Lundi 7 mars, c’est le chef d’orchestre Pavel Sorokin qui a été écarté du Royal Opera House de Londres. À Paris, la Philharmonie va annuler la venue d’artistes ayant eu des positions favorables à Vladimir Poutine. Les conséquences de ces mises à l’écart sont pour l’instant difficiles à évaluer.
Toucher le soft power russe
Pour Jane Duncan, de l’Université de Johannesburg, qui travaille sur le boycott culturel comme agent du changement politique, les campagnes visant à isoler un pays de la communauté culturelle et sportive internationale peuvent être “très efficaces grâce à leur énorme impact psychologique”. D’autant que la “Russie est, depuis des siècles, fière de ses réussites intellectuelles, artistiques et sportives. C’est devenu une partie de son identité, son soft power dans la mondialisation”, analyse la chercheuse pour l’AFP.
Jane Duncan pense même qu’un “boycott culturel pourrait doper la contestation qui a surgi en Russie contre l’invasion de l’Ukraine”, décidée par le président russe.
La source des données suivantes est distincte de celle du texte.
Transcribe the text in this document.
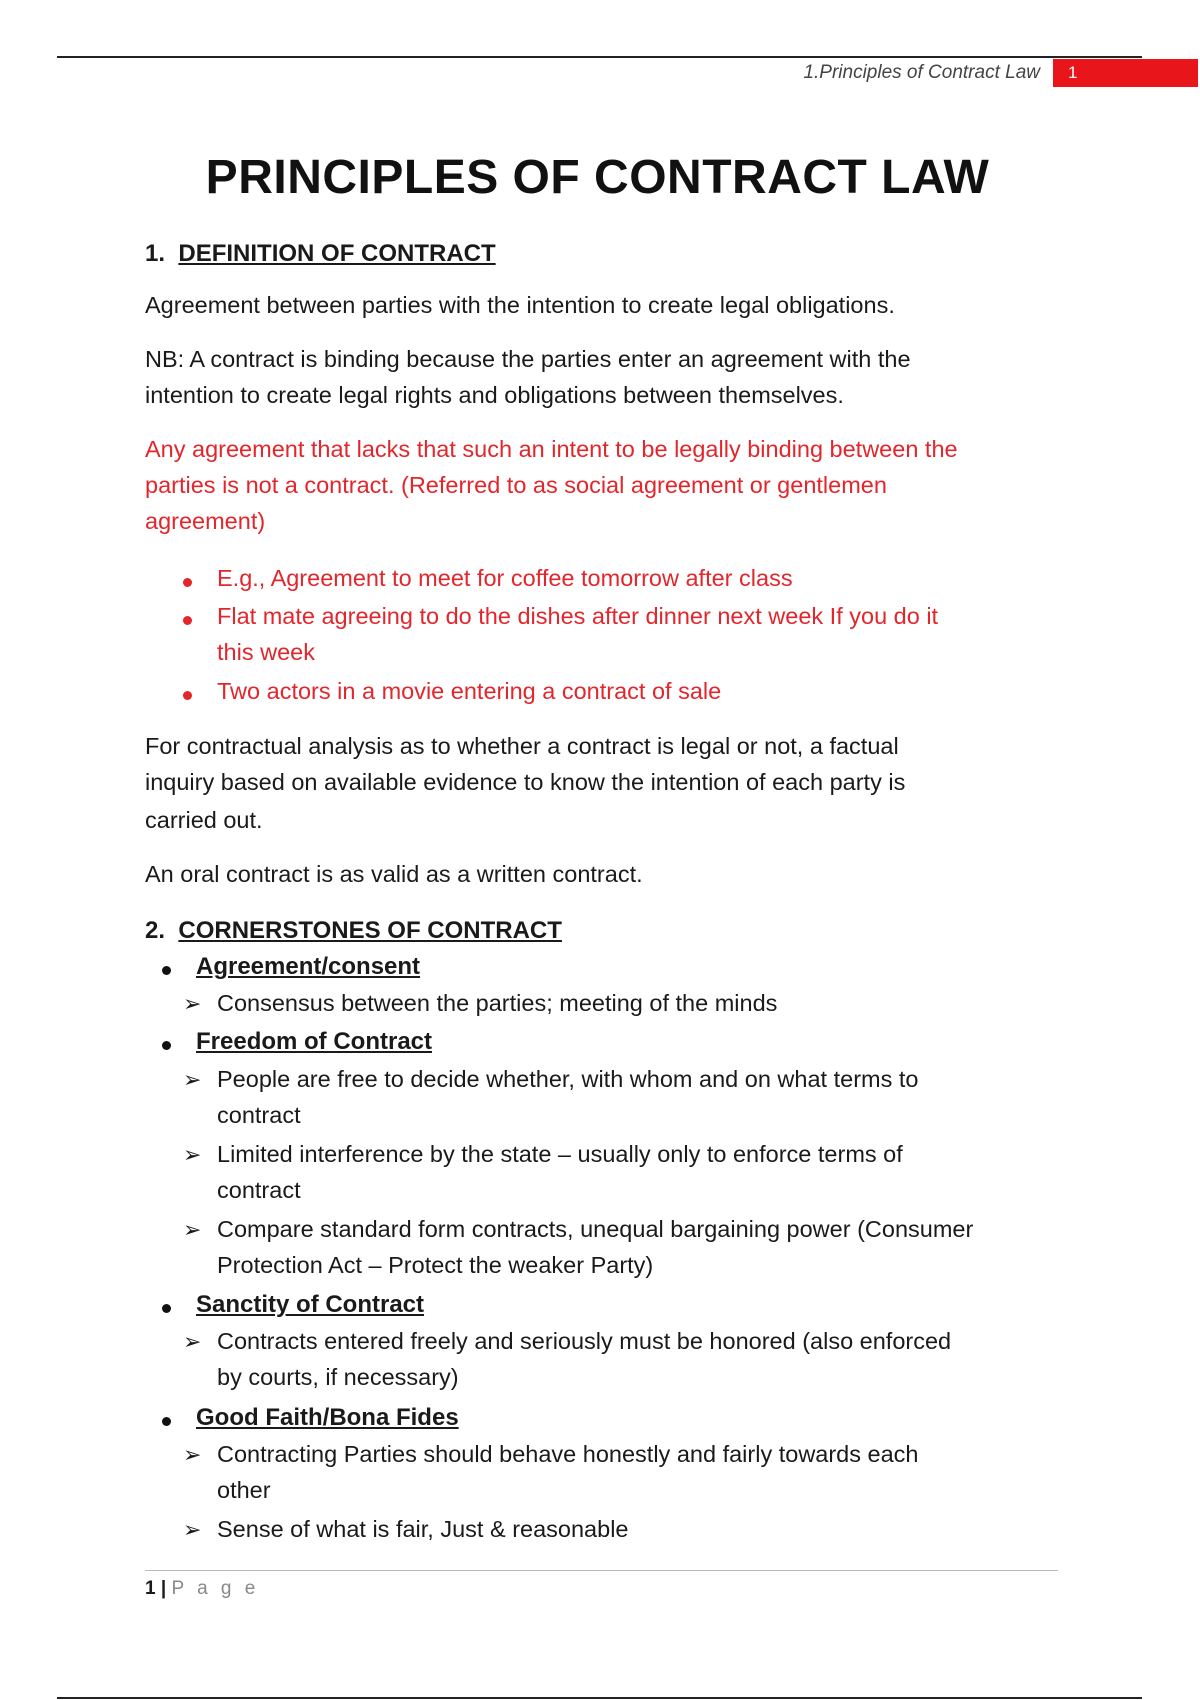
1.Principles of Contract Law	1
PRINCIPLES OF CONTRACT LAW
1. DEFINITION OF CONTRACT
Agreement between parties with the intention to create legal obligations.
NB: A contract is binding because the parties enter an agreement with the
intention to create legal rights and obligations between themselves.
Any agreement that lacks that such an intent to be legally binding between the
parties is not a contract. (Referred to as social agreement or gentlemen
agreement)
E.g., Agreement to meet for coffee tomorrow after class
Flat mate agreeing to do the dishes after dinner next week If you do it
this week
Two actors in a movie entering a contract of sale
For contractual analysis as to whether a contract is legal or not, a factual
inquiry based on available evidence to know the intention of each party is
carried out.
An oral contract is as valid as a written contract.
2. CORNERSTONES OF CONTRACT
Agreement/consent
➢ Consensus between the parties; meeting of the minds
Freedom of Contract
➢ People are free to decide whether, with whom and on what terms to
contract
➢ Limited interference by the state – usually only to enforce terms of
contract
➢ Compare standard form contracts, unequal bargaining power (Consumer
Protection Act – Protect the weaker Party)
Sanctity of Contract
➢ Contracts entered freely and seriously must be honored (also enforced
by courts, if necessary)
Good Faith/Bona Fides
➢ Contracting Parties should behave honestly and fairly towards each
other
➢ Sense of what is fair, Just & reasonable
1 | P a g e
Mais pour Frédéric Lodéon, violoncelliste français, élève du chef d’orchestre russe Mstislav Rostropovitch, “Poutine se moque absolument de ce que les artistes russes subissent en Europe, ce n’est pas leur boycott qui va changer son agressivité”.
Emilia Kabakov est une peintre ukrainienne qui travaille à New York avec son mari depuis des décennies. À 76 ans, elle sait bien que “les artistes russes ont des difficultés” en Russie mais que cela ne date pas du conflit en Ukraine. “Pourquoi certains sont [à New York] ?”, interroge-t-elle. “Parce qu’ils ne peuvent pas vivre [en Russie] […]. Ils veulent une existence normale, sans restrictions”, dit-elle à l’AFP.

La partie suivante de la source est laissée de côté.